0, 1, 2, 3, ..., ω, ω+1, ω+2, ω+3, ...

Your example with an array is just:

0, 1, 2, 3, ..., ∞, ..., -3, -2, -1

It's possible to define a "<" relationship there and a topology and most of the other usual stuff, but it's a numerable set.

There are similar constructions for non-numerable sets, like the real numbers. You can add one infinite on both sides and you get something that is topologically equivalent to the border of a circle, or add two infinites (one on each side) and you get something that is topologically equivalent to a closed interval, or add even more infinites https://en.wikipedia.org/wiki/Compactification_(mathematics)


We have to be careful with multiple infinities when one takes place after another, and in this case the "<" between two infinities is what I've highlighted as odd.

Indeed as you've illustrated the union of countable sets is countable, but unions aren't appropriate when order matters.

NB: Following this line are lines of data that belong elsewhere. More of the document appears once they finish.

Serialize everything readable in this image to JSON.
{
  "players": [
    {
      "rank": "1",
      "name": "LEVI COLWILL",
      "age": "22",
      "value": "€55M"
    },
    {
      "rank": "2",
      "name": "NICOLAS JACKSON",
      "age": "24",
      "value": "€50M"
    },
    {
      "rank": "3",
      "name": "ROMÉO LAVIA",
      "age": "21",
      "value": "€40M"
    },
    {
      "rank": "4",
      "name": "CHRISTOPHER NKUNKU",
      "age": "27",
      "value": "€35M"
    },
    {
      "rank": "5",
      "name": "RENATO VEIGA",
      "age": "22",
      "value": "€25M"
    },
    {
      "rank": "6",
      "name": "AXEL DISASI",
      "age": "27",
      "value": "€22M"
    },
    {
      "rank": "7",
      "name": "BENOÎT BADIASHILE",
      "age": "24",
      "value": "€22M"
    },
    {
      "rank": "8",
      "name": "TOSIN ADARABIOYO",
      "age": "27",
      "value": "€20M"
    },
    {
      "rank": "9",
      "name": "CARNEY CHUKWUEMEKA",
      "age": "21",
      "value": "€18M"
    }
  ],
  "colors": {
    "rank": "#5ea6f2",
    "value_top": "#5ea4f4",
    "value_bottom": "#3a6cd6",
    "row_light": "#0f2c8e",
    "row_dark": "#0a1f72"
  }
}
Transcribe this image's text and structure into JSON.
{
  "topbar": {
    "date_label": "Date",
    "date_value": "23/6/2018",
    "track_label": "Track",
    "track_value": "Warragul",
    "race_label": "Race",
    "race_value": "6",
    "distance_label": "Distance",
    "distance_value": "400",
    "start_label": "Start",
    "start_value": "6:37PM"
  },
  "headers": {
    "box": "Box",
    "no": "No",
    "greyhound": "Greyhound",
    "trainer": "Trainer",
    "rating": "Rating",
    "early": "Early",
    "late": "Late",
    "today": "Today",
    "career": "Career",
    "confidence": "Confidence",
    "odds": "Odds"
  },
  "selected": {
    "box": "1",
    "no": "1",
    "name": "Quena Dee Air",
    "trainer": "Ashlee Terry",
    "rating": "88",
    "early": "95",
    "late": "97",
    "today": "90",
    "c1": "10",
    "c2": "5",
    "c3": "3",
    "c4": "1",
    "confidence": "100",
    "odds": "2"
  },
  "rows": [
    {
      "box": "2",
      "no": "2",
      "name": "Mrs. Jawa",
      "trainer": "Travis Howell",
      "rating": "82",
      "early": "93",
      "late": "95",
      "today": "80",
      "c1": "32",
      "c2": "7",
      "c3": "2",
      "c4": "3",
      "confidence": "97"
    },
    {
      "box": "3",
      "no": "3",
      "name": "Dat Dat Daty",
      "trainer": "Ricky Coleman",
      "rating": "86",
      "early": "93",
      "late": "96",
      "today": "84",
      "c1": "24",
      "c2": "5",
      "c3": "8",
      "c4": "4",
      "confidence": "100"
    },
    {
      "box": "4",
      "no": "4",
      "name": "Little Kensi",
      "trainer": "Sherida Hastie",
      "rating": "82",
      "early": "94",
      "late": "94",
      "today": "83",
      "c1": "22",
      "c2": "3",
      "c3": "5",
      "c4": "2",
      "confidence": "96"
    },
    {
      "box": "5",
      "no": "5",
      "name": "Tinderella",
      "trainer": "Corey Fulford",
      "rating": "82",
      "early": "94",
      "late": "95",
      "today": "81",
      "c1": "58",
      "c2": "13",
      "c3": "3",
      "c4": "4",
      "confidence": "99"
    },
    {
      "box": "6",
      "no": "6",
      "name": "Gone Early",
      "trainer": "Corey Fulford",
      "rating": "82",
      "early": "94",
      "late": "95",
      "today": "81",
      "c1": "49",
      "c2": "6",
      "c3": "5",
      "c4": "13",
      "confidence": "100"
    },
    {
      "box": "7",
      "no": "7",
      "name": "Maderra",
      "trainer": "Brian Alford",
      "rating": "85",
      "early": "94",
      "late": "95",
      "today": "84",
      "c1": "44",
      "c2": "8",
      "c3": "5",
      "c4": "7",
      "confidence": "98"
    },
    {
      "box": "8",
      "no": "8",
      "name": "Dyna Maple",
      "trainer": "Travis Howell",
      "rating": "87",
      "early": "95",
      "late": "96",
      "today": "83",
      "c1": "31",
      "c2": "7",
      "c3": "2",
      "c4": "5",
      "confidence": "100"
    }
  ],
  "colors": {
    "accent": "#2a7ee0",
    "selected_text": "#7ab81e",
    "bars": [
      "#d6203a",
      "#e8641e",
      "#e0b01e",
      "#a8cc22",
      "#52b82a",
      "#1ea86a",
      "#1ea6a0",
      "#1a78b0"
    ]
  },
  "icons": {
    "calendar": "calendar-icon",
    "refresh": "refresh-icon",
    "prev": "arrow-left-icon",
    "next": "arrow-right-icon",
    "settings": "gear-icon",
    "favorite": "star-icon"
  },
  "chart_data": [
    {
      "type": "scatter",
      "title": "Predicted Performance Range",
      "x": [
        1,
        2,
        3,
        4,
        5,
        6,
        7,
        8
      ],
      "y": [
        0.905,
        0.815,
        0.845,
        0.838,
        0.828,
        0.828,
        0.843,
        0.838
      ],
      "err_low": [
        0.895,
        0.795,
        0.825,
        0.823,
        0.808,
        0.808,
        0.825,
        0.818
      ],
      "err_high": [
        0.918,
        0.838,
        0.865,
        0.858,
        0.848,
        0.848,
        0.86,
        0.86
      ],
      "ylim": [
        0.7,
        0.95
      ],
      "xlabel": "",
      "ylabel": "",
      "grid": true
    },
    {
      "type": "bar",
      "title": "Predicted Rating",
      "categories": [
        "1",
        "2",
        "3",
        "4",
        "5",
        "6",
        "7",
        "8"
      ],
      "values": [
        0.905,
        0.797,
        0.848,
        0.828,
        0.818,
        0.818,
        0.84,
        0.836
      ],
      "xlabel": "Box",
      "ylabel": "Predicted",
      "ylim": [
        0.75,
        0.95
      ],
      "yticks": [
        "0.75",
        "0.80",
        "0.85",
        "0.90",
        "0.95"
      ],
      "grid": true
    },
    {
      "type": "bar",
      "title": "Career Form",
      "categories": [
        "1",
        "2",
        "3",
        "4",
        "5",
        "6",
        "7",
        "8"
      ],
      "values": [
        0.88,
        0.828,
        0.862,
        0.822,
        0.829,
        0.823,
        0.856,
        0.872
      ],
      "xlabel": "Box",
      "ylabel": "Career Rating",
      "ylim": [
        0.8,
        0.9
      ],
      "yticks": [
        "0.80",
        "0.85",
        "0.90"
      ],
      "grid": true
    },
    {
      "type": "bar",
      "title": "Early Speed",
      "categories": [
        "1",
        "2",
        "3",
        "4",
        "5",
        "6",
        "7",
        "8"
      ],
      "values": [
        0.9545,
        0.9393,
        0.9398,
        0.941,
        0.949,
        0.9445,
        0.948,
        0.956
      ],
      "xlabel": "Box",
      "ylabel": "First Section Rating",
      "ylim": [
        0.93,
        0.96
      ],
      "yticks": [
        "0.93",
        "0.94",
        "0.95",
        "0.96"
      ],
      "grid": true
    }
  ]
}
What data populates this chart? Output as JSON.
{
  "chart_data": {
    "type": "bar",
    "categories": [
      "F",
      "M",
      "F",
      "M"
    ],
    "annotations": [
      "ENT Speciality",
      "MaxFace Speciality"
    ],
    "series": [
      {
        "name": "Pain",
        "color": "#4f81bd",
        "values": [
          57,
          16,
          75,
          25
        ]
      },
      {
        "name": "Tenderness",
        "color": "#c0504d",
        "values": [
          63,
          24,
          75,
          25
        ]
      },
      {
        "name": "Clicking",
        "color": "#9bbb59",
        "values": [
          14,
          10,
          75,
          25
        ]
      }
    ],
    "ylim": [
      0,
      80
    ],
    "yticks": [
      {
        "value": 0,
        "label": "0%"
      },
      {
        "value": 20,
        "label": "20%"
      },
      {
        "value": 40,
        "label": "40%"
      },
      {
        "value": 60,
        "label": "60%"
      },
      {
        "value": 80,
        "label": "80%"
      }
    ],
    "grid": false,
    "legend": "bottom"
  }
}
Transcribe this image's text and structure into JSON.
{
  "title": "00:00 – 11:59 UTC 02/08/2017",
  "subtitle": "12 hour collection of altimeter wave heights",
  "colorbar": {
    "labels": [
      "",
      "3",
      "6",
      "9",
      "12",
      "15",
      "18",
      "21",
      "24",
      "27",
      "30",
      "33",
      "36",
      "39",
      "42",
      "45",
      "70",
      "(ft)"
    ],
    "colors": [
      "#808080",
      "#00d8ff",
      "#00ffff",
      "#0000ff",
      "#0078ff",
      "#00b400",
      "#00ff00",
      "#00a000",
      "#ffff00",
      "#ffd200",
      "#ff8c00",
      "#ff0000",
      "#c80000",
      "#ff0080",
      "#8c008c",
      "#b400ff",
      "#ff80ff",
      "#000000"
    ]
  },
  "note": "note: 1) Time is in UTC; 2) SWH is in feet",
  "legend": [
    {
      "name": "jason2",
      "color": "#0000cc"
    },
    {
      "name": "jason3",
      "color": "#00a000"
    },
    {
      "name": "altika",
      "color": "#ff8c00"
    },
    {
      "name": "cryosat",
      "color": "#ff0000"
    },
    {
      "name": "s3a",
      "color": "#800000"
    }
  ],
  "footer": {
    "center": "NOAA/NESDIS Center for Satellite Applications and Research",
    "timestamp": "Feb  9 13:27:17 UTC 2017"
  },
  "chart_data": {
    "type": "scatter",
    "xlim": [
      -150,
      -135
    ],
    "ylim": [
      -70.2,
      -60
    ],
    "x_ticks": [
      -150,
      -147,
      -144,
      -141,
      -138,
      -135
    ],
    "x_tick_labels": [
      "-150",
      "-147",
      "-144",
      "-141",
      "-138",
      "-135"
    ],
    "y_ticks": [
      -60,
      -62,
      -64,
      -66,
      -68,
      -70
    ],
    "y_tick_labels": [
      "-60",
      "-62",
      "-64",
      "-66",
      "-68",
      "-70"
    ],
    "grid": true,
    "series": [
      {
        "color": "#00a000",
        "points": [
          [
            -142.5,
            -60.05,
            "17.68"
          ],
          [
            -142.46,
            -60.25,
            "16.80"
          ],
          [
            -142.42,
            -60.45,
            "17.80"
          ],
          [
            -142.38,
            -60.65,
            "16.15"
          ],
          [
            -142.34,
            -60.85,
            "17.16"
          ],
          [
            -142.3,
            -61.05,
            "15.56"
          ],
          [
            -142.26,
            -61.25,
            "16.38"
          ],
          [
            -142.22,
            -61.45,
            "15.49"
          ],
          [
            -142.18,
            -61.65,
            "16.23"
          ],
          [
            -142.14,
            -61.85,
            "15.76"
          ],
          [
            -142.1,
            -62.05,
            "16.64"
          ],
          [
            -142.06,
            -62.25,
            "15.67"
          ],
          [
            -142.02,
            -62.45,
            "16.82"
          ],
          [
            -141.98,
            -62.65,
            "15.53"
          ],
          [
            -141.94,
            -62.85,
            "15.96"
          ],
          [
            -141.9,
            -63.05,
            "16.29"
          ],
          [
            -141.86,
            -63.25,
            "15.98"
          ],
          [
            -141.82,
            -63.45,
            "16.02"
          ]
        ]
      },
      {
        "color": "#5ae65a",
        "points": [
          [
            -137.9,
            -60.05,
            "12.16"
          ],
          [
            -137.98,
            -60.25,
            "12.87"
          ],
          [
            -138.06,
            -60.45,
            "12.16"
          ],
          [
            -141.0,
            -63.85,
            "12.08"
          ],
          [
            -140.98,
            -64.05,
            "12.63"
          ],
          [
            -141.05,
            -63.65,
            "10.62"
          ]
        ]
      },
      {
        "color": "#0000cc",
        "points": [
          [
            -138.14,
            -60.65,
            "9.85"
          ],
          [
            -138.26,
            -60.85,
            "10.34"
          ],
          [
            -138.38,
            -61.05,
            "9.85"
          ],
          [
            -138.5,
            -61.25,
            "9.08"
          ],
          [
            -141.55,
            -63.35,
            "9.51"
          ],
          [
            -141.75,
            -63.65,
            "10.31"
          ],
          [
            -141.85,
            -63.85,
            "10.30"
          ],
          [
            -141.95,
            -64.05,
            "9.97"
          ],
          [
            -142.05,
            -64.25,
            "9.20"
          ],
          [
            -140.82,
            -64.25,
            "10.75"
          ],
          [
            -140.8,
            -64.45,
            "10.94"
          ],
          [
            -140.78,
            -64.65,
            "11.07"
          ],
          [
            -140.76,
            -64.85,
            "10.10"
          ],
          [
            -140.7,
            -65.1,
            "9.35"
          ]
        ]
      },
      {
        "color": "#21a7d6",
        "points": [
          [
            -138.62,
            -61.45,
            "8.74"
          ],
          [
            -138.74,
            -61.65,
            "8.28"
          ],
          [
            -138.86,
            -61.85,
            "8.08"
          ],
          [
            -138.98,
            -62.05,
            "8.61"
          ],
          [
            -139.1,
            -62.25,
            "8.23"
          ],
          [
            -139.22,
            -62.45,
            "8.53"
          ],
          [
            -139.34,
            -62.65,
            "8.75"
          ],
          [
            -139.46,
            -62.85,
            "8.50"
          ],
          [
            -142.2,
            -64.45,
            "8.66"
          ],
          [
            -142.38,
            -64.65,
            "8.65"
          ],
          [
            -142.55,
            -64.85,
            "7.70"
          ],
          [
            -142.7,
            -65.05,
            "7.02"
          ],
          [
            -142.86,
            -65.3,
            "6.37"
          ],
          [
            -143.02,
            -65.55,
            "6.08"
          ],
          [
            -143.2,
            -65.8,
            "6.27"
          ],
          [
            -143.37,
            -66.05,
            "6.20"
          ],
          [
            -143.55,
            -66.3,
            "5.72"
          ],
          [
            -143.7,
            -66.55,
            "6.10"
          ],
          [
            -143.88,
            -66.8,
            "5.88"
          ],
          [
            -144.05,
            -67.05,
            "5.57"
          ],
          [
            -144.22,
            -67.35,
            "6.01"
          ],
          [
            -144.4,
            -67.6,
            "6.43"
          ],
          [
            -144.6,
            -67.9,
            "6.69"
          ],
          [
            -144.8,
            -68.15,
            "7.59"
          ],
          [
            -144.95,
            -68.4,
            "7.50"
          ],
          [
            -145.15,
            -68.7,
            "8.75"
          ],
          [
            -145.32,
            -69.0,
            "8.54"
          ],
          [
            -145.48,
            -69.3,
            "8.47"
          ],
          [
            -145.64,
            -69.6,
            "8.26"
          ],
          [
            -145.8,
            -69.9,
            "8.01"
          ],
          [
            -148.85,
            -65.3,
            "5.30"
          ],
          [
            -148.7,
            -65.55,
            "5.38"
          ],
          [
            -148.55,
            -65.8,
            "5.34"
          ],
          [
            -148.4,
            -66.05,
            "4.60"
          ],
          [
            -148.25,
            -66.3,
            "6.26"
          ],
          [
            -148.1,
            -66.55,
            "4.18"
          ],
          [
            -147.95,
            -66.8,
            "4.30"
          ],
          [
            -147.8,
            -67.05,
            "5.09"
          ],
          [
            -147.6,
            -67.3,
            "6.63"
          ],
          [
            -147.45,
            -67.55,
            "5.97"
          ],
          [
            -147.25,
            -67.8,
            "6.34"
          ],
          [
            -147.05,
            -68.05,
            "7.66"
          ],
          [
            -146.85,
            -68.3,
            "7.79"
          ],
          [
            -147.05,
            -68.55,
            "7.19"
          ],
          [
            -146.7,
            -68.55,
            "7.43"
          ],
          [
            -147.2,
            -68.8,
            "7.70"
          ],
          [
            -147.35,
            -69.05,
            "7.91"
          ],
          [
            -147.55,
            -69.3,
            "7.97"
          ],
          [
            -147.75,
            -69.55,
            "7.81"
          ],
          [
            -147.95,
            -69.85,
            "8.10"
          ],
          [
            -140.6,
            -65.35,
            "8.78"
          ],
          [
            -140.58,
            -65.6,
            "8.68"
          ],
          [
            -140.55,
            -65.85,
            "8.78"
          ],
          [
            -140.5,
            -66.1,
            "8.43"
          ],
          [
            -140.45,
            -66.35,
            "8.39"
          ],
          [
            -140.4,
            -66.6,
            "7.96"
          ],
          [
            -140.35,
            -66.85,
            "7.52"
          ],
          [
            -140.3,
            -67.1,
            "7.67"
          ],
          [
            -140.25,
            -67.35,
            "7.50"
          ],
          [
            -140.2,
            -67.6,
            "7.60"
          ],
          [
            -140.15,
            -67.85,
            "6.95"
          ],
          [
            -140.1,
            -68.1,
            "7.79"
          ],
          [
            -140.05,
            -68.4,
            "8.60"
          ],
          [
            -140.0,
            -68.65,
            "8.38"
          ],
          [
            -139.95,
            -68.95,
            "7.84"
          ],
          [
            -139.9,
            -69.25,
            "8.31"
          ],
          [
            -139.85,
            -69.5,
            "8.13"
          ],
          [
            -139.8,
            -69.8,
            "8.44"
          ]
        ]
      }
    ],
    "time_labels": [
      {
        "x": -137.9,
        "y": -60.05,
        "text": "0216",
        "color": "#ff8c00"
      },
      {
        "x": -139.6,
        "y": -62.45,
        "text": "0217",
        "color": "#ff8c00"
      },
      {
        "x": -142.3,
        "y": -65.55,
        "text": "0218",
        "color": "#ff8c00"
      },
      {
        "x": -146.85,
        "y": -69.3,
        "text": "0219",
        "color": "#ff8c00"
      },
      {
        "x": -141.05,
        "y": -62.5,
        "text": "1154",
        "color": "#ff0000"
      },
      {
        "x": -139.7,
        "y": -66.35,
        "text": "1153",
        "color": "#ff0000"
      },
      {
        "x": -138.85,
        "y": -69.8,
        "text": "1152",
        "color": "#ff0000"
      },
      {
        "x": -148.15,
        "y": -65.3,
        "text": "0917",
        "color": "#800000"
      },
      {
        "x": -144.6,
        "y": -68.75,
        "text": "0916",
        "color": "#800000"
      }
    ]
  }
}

The use of an array instead of a set data structure highlights this difference. The negative temperatures in the post begin after +∞. Because ordinals are an extension of enumerability we cannot simply drop ∞ into an array location and still call it enumerable. Speaking from turing recognizability / recursively enumerable languages there is no way for a machine to accept negative integers after all positive integers have been input.


and 0, 1, 2, 3, ..., ∞, ..., -3, -2, -1 is kind of an "integer projective line"

https://en.wikipedia.org/wiki/Projective_line#Line_extended_...


The "integer projective line" wraps around, and after -1 there is another 0 again, something like

..., 0, 1, 2, 3, ..., ∞, ..., -3, -2, -1, 0, 1, 2, 3, ..., ∞, ..., -3, -2, -1, 0, 1, 2, 3, ..., ∞, ..., -3, -2, -1, ...

where all the repetitions of a number are equivalent. In particular, you can not define a "<".

The example was

[stop], 0, 1, 2, 3, ..., ∞, ..., -3, -2, -1, [stop]

where you can define "<". This example is more similar to the temperature classification in the article in Wikipedia. You can pass through infinity, but you can't pass through 0. (Perhaps to be more similar, we should remove 0.)


You seem to be conflating concepts.


I was nerd-sniped by the units for thermodynamic beta (inverse temperature): gigabytes per nanojoule. I knew entropy and information science are related but I didn't realize I'd ever find myself looking at GB/nJ.


A practical demonstration of negative temperature from The Action Lab: https://www.youtube.com/watch?v=jdjTYlReE-I


the hottest temperature is negative 0 :)


Hence why the one true temperature scale is thermodynamic beta.

“Boy howdy, it’s a balmy 38 reciprocal electron-Volts outside! who wants to go for a swim?”


Thanks, but I'll be sticking to Kelvin* when setting my oven.

* Or Rankine if you're American.


unsigned int t = 0; t—-; t > 0 … makes sense to me! :-P

OTOH, I did learn a new way of thinking about temperature from this article. It’s still counter-intuitive and pretty fascinating.


Beautiful. If computer science and physics had a child, this would be their Euler's Identiy.


I always assumed going below absolute zero was undefined behaviour. I guess someone just needs to rewrite all of physics in Rust.



Looks like our universe doesn't have overflow handling for temperatures. It just wraps around.